In a statement, the Atlanta-based law firm of Holzer Holzer & Fistel announced that they are investigating Electronic Arts to determine whether or not the publisher mislead investors regarding the development and sales of Battlefield 4.
Here’s how we got here: on December 4, DICE announced that it had halted all work on future Battlefield 4 DLC to address the shooter’s many launch issues. Investors feared that Battlefield 4 sales as well as sales of its $50 Premium service would take a major hit, and as a result, EA would fail to hit its Battlefield-dependent quarterly forecast. That fear was realized the day after DICE’s announcement when EA’s stock tumbled 7.3%.
Enter the lawyers.

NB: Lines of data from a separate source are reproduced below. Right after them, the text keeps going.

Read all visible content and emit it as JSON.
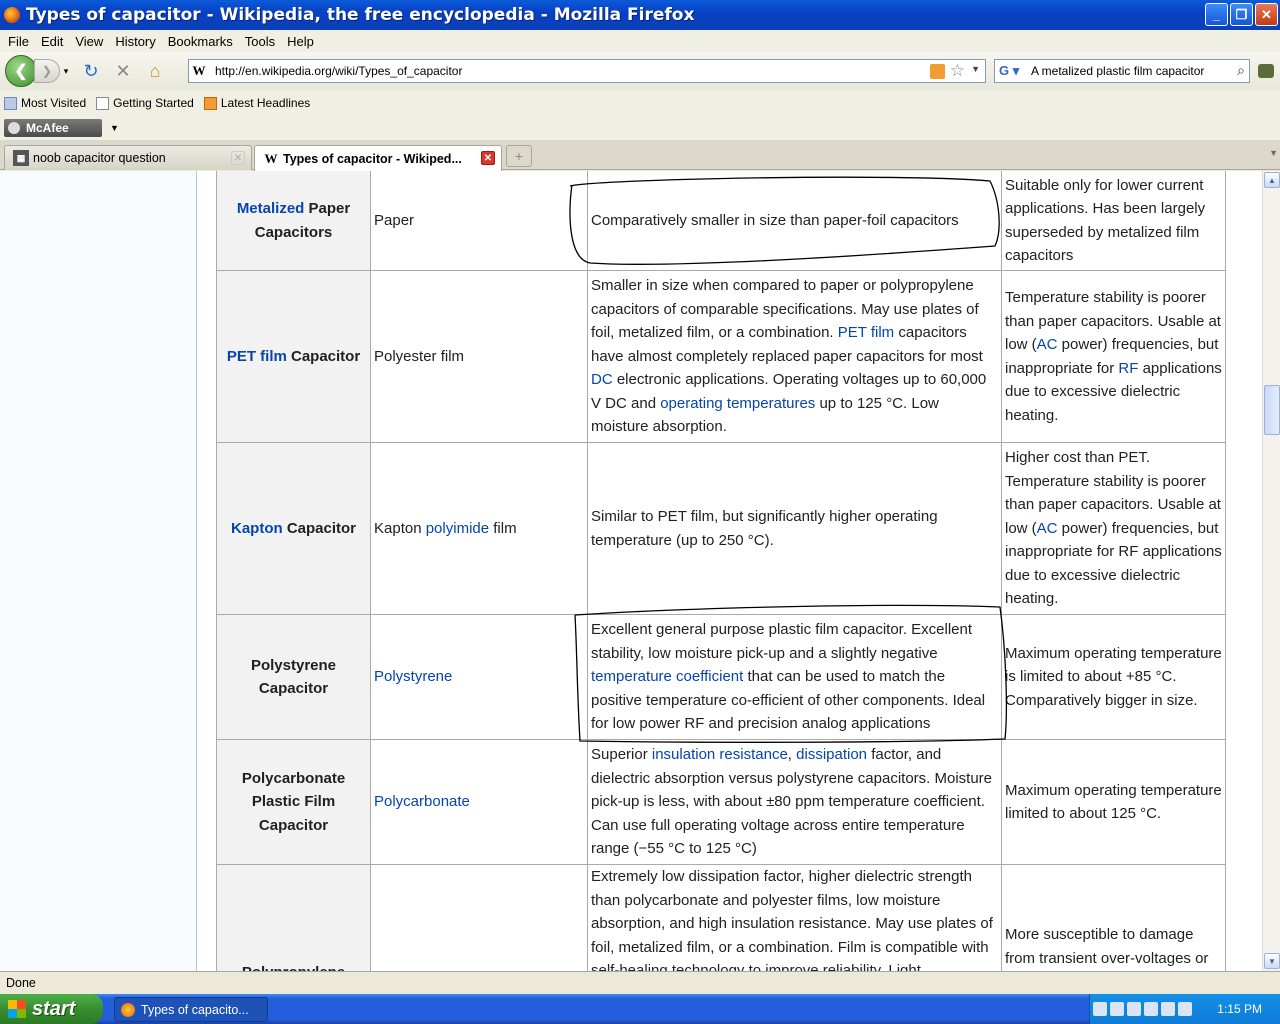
{
  "window": {
    "title": "Types of capacitor - Wikipedia, the free encyclopedia - Mozilla Firefox"
  },
  "menu": [
    "File",
    "Edit",
    "View",
    "History",
    "Bookmarks",
    "Tools",
    "Help"
  ],
  "nav": {
    "url": "http://en.wikipedia.org/wiki/Types_of_capacitor",
    "search_value": "A metalized plastic film capacitor"
  },
  "bookmarks": [
    "Most Visited",
    "Getting Started",
    "Latest Headlines"
  ],
  "toolbar": {
    "mcafee": "McAfee"
  },
  "tabs": [
    {
      "label": "noob capacitor question"
    },
    {
      "label": "Types of capacitor - Wikiped..."
    }
  ],
  "table": {
    "rows": [
      {
        "name_link": "Metalized",
        "name_rest": " Paper Capacitors",
        "material": "Paper",
        "adv": "Comparatively smaller in size than paper-foil capacitors",
        "dis": "Suitable only for lower current applications. Has been largely superseded by metalized film capacitors"
      },
      {
        "name_link": "PET film",
        "name_rest": " Capacitor",
        "material": "Polyester film",
        "adv1": "Smaller in size when compared to paper or polypropylene capacitors of comparable specifications. May use plates of foil, metalized film, or a combination. ",
        "adv_link1": "PET film",
        "adv2": " capacitors have almost completely replaced paper capacitors for most ",
        "adv_link2": "DC",
        "adv3": " electronic applications. Operating voltages up to 60,000 V DC and ",
        "adv_link3": "operating temperatures",
        "adv4": " up to 125 °C. Low moisture absorption.",
        "dis1": "Temperature stability is poorer than paper capacitors. Usable at low (",
        "dis_link1": "AC",
        "dis2": " power) frequencies, but inappropriate for ",
        "dis_link2": "RF",
        "dis3": " applications due to excessive dielectric heating."
      },
      {
        "name_link": "Kapton",
        "name_rest": " Capacitor",
        "material1": "Kapton ",
        "material_link": "polyimide",
        "material2": " film",
        "adv": "Similar to PET film, but significantly higher operating temperature (up to 250 °C).",
        "dis1": "Higher cost than PET. Temperature stability is poorer than paper capacitors. Usable at low (",
        "dis_link1": "AC",
        "dis2": " power) frequencies, but inappropriate for RF applications due to excessive dielectric heating."
      },
      {
        "name": "Polystyrene Capacitor",
        "material_link": "Polystyrene",
        "adv1": "Excellent general purpose plastic film capacitor. Excellent stability, low moisture pick-up and a slightly negative ",
        "adv_link1": "temperature coefficient",
        "adv2": " that can be used to match the positive temperature co-efficient of other components. Ideal for low power RF and precision analog applications",
        "dis": "Maximum operating temperature is limited to about +85 °C. Comparatively bigger in size."
      },
      {
        "name": "Polycarbonate Plastic Film Capacitor",
        "material_link": "Polycarbonate",
        "adv1": "Superior ",
        "adv_link1": "insulation resistance",
        "adv_sep": ", ",
        "adv_link2": "dissipation",
        "adv2": " factor, and dielectric absorption versus polystyrene capacitors. Moisture pick-up is less, with about ±80 ppm temperature coefficient. Can use full operating voltage across entire temperature range (−55 °C to 125 °C)",
        "dis": "Maximum operating temperature limited to about 125 °C."
      },
      {
        "name": "Polypropylene",
        "material": "",
        "adv": "Extremely low dissipation factor, higher dielectric strength than polycarbonate and polyester films, low moisture absorption, and high insulation resistance. May use plates of foil, metalized film, or a combination. Film is compatible with self-healing technology to improve reliability. Light ...",
        "dis": "More susceptible to damage from transient over-voltages or voltage reversals than ..."
      }
    ]
  },
  "status": {
    "text": "Done"
  },
  "taskbar": {
    "start": "start",
    "task": "Types of capacito...",
    "clock": "1:15 PM"
  }
}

Holzer Holzer & Fistel specializes in representation of shareholders and investors in litigation, and it evidently sees an opportunity with Electronic Arts’ handling of Battlefield 4. Here’s the official statement from the firm:
“Holzer Holzer & Fistel, LLC is investigating whether Electronic Arts, Inc. (“EA” or the “Company”) (NYSE: EA) and/or certain of its officers complied with the federal securities laws between July 24, 2013 and December 4, 2013. Specifically, the investigation focuses on statements issued during that time regarding the development and sales of the Company’s Battlefield 4 video game and the game’s impact on EA’s revenue and projects moving forward.”
“If you purchased EA common stock between July 24, 2013 and December 4, 2013 and suffered losses on that investment, you are encouraged to contact Holzer Holzer & Fistel, LLC attorney Marshall P. Dees, Esq. via email at email@example.com, or via toll-free telephone at (888) 508-6832 regarding your legal rights.”
Battlefield 4 players, particularly those who shelled out $110 for the $60 game and a $50 Premium membership, are, justifiably, ticked off at EA and asking for refunds. Now it appears investors are, too. Maybe this will get EA to recognize it’s more important to create a quality game that actually works instead of focusing on simply monetizing a product.